Ecco perché in piena libertà, con una scelta personale che non impegna altro che me, non posso rimanere indifferente rispetto ai quesiti referendari promossi sul tema della giustizia dal Partito radicale. Se saranno l’occasione di un dibattito aperto, franco e responsabile e se potranno avere l’effetto di spingere in avanti una legislazione che si è dimostrata lenta negli anni passati, essi vanno considerati con grande attenzione e coraggio. Non credo affatto sia giusto che questo tema sia un po’ pelosamente impugnato da quella destra populista, come la Lega, che amava esibire il cappio nelle aule parlamentari.
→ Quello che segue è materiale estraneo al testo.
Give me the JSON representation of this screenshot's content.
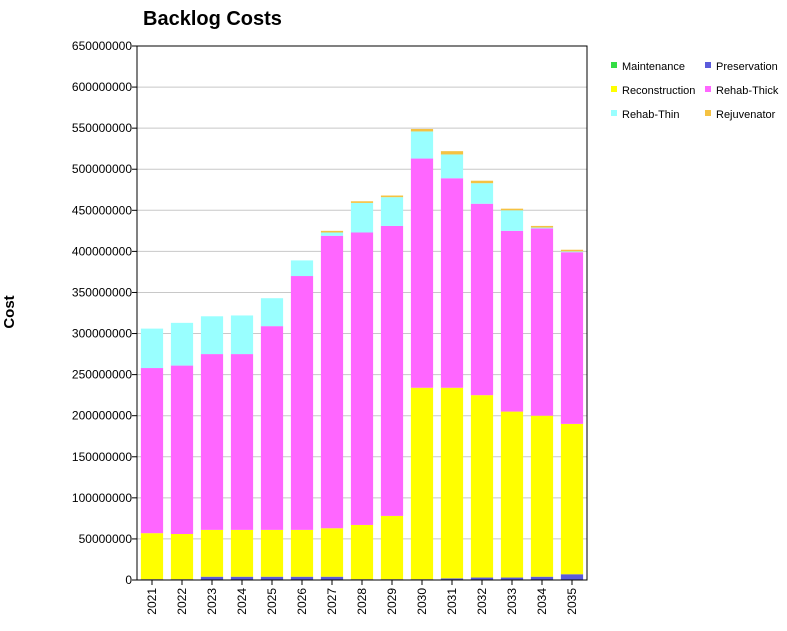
{
  "chart_data": {
    "type": "bar",
    "stacked": true,
    "title": "Backlog Costs",
    "xlabel": "",
    "ylabel": "Cost",
    "ylim": [
      0,
      650000000
    ],
    "y_ticks": [
      0,
      50000000,
      100000000,
      150000000,
      200000000,
      250000000,
      300000000,
      350000000,
      400000000,
      450000000,
      500000000,
      550000000,
      600000000,
      650000000
    ],
    "y_tick_labels": [
      "0",
      "50000000",
      "100000000",
      "150000000",
      "200000000",
      "250000000",
      "300000000",
      "350000000",
      "400000000",
      "450000000",
      "500000000",
      "550000000",
      "600000000",
      "650000000"
    ],
    "grid": true,
    "legend_position": "top-right",
    "categories": [
      "2021",
      "2022",
      "2023",
      "2024",
      "2025",
      "2026",
      "2027",
      "2028",
      "2029",
      "2030",
      "2031",
      "2032",
      "2033",
      "2034",
      "2035"
    ],
    "series": [
      {
        "name": "Preservation",
        "color": "#5b5bdb",
        "values": [
          1000000,
          1000000,
          4000000,
          4000000,
          4000000,
          4000000,
          4000000,
          1000000,
          1000000,
          1000000,
          2000000,
          3000000,
          3000000,
          4000000,
          7000000
        ]
      },
      {
        "name": "Maintenance",
        "color": "#33dd44",
        "values": [
          0,
          0,
          0,
          0,
          0,
          0,
          0,
          0,
          0,
          0,
          0,
          0,
          0,
          0,
          0
        ]
      },
      {
        "name": "Reconstruction",
        "color": "#ffff00",
        "values": [
          56000000,
          55000000,
          57000000,
          57000000,
          57000000,
          57000000,
          59000000,
          66000000,
          77000000,
          233000000,
          232000000,
          222000000,
          202000000,
          196000000,
          183000000
        ]
      },
      {
        "name": "Rehab-Thick",
        "color": "#ff66ff",
        "values": [
          201000000,
          205000000,
          214000000,
          214000000,
          248000000,
          309000000,
          356000000,
          356000000,
          353000000,
          279000000,
          255000000,
          233000000,
          220000000,
          228000000,
          209000000
        ]
      },
      {
        "name": "Rehab-Thin",
        "color": "#99ffff",
        "values": [
          48000000,
          52000000,
          46000000,
          47000000,
          34000000,
          19000000,
          4000000,
          36000000,
          35000000,
          33000000,
          29000000,
          25000000,
          25000000,
          1000000,
          1000000
        ]
      },
      {
        "name": "Rejuvenator",
        "color": "#f5c242",
        "values": [
          0,
          0,
          0,
          0,
          0,
          0,
          2000000,
          2000000,
          2000000,
          3000000,
          4000000,
          3000000,
          2000000,
          2000000,
          2000000
        ]
      }
    ],
    "legend_order": [
      "Maintenance",
      "Preservation",
      "Reconstruction",
      "Rehab-Thick",
      "Rehab-Thin",
      "Rejuvenator"
    ]
  }
}
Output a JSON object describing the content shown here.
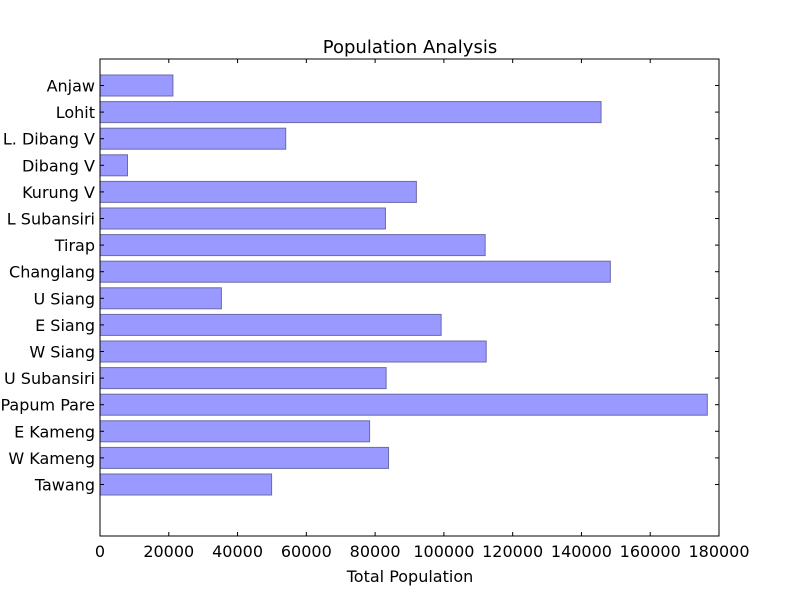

Nel merito: il quesito del referendum circa la separazione delle carriere è condivisibile; quello sulla custodia cautelare anche; il quarto quesito che riguarda la legge Severino mi pare giusta la sua abrogazione. Così come quella che riguarda la raccolta di firme dei magistrati per le elezioni domestiche; sul sesto quesito circa l’indicazione dei membri laici nei consigli giudiziali, esiste già una proposta del Pd alla commissione Lattanzi che va nella direzione giusta. Infine il primo quesito sulla responsabilità civile dei giudici solleva un problema che esiste. Tuttavia la soluzione proposta appare dirompente, in quanto non rende sereno l’esercizio della funzione giurisdizionale del giudice, sapendo egli di poter essere chiamato a rispondere direttamente di un eventuale errore.
Si apra, dunque, un confronto sereno ma determinato. Che aiuti anche la politica a riformare se stessa. A svilupparsi al di fuori di speculazioni e di scorciatoie giudiziarie per eliminare l’avversario. Le alternative devono essere limpide, programmatiche, ideali e civili. Anche per la sinistra serve uscire sempre di più da quella guerra guerreggiata che mette al centro la manovra, la furbizia, l’organizzazione del potere di partito o di correnti, per navigare, invece, nel mare aperto della società, che oggi ha sempre meno punti di riferimento credibili e che vive un conflitto strozzato che non si riesce a esprimere in forma politica. E che chiede una rappresentanza credibile, impegnata e anche onesta negli strumenti che agisce. Quella di una sinistra moderna e democratica.